May 22, 2014

Me and the Mafia

I have performed and toured in a lot of places. Much of my travels have been in the United States. They have involved hopping into our trusty fifteen-passenger van (which hasn't always been so trusty); dodging bottles thrown by crazy people; accidentally hitting a turkey, hydro planing and fearing for our lives on our way into Denver during recent floods, and many more near misses that have left us feeling thankful for our lives and thinking, "I just want to play music!" I have also traveled to Asia and the UK and Europe for my music. Out of all the mishaps that could make for an interesting road story, nothing compares to the show where I met the mafia.

I lived in Italy for a while. I learned the language. I ate the food, walked the streets, rode the trains, loved its people. Connections I made there are still strong and to this day it is the second home of my heart. I met several musicians while I was there, and they invite me back from time to time to tour and perform with them. Having lived in Milan and visited a majority of northern Italy but never having gone much father south than Rome, I was thrilled to learn, on one such tour, that we would be performing in Naples. I knew all the horror stories of pickpockets and liars, but I also knew of the rich history, the best pizza in the land of pizza, and I was looking forward to seeing yet another new city in this country I adored.

I wasn't really told much about the venue before we arrived, other than that it was a "family owned business." I knew that could mean something vastly different in Italy than it does in the states, but I have never felt unsafe in Italy, despite knowing full well that while some people may think the mafia is no longer thriving in Italy, it very much so is. Upon our arrival, there was a huge table laid out for us before we even sound-checked. White linen, amazing pasta, flowing wine, and lots of jolly conversation - the kind of sudden intimacy to which I was accustomed. Italians absolutely adore a foreigner that takes the time to learn and use their language. I will admit, I wasn't quite so used to such "royal" treatment, especially as a working musician, but I was soon to find out why I was being treated so well.

The "family" explained to me that people had paid good money and were coming from far and near to see the "American artist"! They complimented my Italian speaking skills, but then proceeded to "request," (in retrospect, there was definitely an implied warning) that I speak no Italian from the stage or people may think the venue had lied about me being from America. I couldn't imagine that people would look at me and hear my accent and confuse me as being a native Italian or even from somewhere other than America, and speaking Italian in Italy was second nature to me. But I promised to do my best, even though I already had an uneasy feeling about being asked to do something that seemed so false and strange.

We had three sets to perform that night, and I was already fighting vocal fatigue due to having come down with a virus of some kind earlier in the week. My voice sounded great during the first two sets, and held up until nearly the end of the third. But strangely, when we had only two songs left, it completely vanished. I could only get out a croak. I felt so horrible, and also so foolish trying to let the audience know what had happened, that I immediately did what felt most natural: I apologized to them in Italian. You see, I am fluent in Italian, I dream in Italian, it actually feels very unnatural to me to speak English while I am there. My brain didn't recall what the venue owners had said, I just reacted instinctively.
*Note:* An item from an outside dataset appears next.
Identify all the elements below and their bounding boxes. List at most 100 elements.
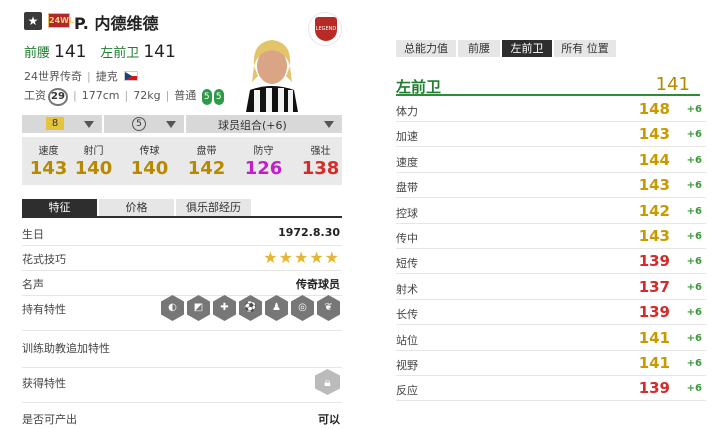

Suddenly, my friends were yanking me off the stage, throwing instruments into cases, and hustling me out to the car. As we sped away, I tried to get some information as to what was happening. Despite being promised a nice paycheck that night, apparently the venue was not only withholding our money, but they had landed our manager in the nearest hospital by "roughing him up," let's just say.  I admit I was scared, never quite having believed it would go that far, and never having intended to make the mistake I quite naturally made.
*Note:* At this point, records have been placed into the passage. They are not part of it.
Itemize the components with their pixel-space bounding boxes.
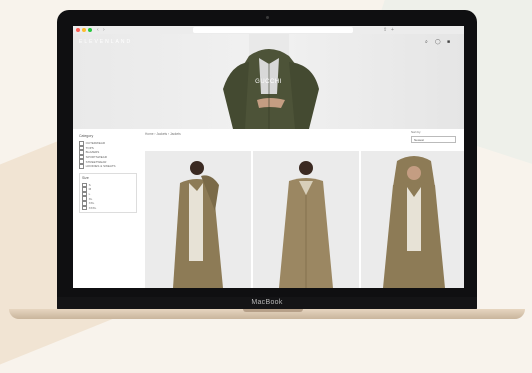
filter-option[interactable]: HOODIES & SWEATS [79, 163, 139, 169]
laptop: ‹ › ⇪ + ELEVENLAND ⌕ ◯ ■ GUCCHI Category… [9, 10, 525, 319]
product-photo [383, 156, 445, 288]
camera-icon [266, 16, 269, 19]
close-window-button[interactable] [76, 28, 80, 32]
breadcrumb[interactable]: Home › Jackets › Jackets [145, 132, 181, 136]
back-icon[interactable]: ‹ [97, 27, 99, 33]
forward-icon[interactable]: › [103, 27, 105, 33]
product-photo [279, 161, 333, 288]
minimize-window-button[interactable] [82, 28, 86, 32]
checkbox[interactable] [82, 205, 87, 211]
address-bar[interactable] [193, 27, 353, 33]
checkbox[interactable] [79, 163, 84, 169]
device-label: MacBook [251, 299, 283, 306]
sort-select[interactable]: Newest [411, 136, 456, 143]
hero-title: GUCCHI [255, 79, 282, 85]
sort-label: Sort by [411, 130, 421, 134]
hero-banner: ELEVENLAND ⌕ ◯ ■ GUCCHI [73, 34, 464, 129]
size-option[interactable]: XXXL [82, 205, 134, 211]
share-icon[interactable]: ⇪ [383, 27, 387, 33]
product-card[interactable] [361, 151, 464, 288]
filter-sidebar: Category OUTERWEAR TOPS BLAZERS SPORTSWE… [79, 134, 139, 214]
size-filter: Size S M L XL XXL XXXL [79, 172, 137, 214]
maximize-window-button[interactable] [88, 28, 92, 32]
new-tab-icon[interactable]: + [391, 27, 394, 33]
filter-heading: Category [79, 134, 94, 138]
screen: ‹ › ⇪ + ELEVENLAND ⌕ ◯ ■ GUCCHI Category… [73, 26, 464, 288]
product-card[interactable] [253, 151, 359, 288]
product-card[interactable] [145, 151, 251, 288]
size-heading: Size [82, 175, 89, 180]
laptop-lid: ‹ › ⇪ + ELEVENLAND ⌕ ◯ ■ GUCCHI Category… [57, 10, 477, 297]
product-photo [173, 161, 223, 288]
I will never forget that night. My love of Italy and everything about it has not diminished one iota. It makes for a good story. But everyone loves a story with a happy ending. The happy ending to this story is that a few years after this incident, I entered one of my songs into the Festival Degli Autori songwriter competition that took place in Sanremo. They had an international section with songwriters represented from several different countries. I flew to Italy to perform my song live in several rounds of the competition, and ended up winning the International section. My prize was having my song produced by Euro Ferrari, who has worked with some amazing artists. Even better ending to the story? They let me speak Italian when I accepted my award.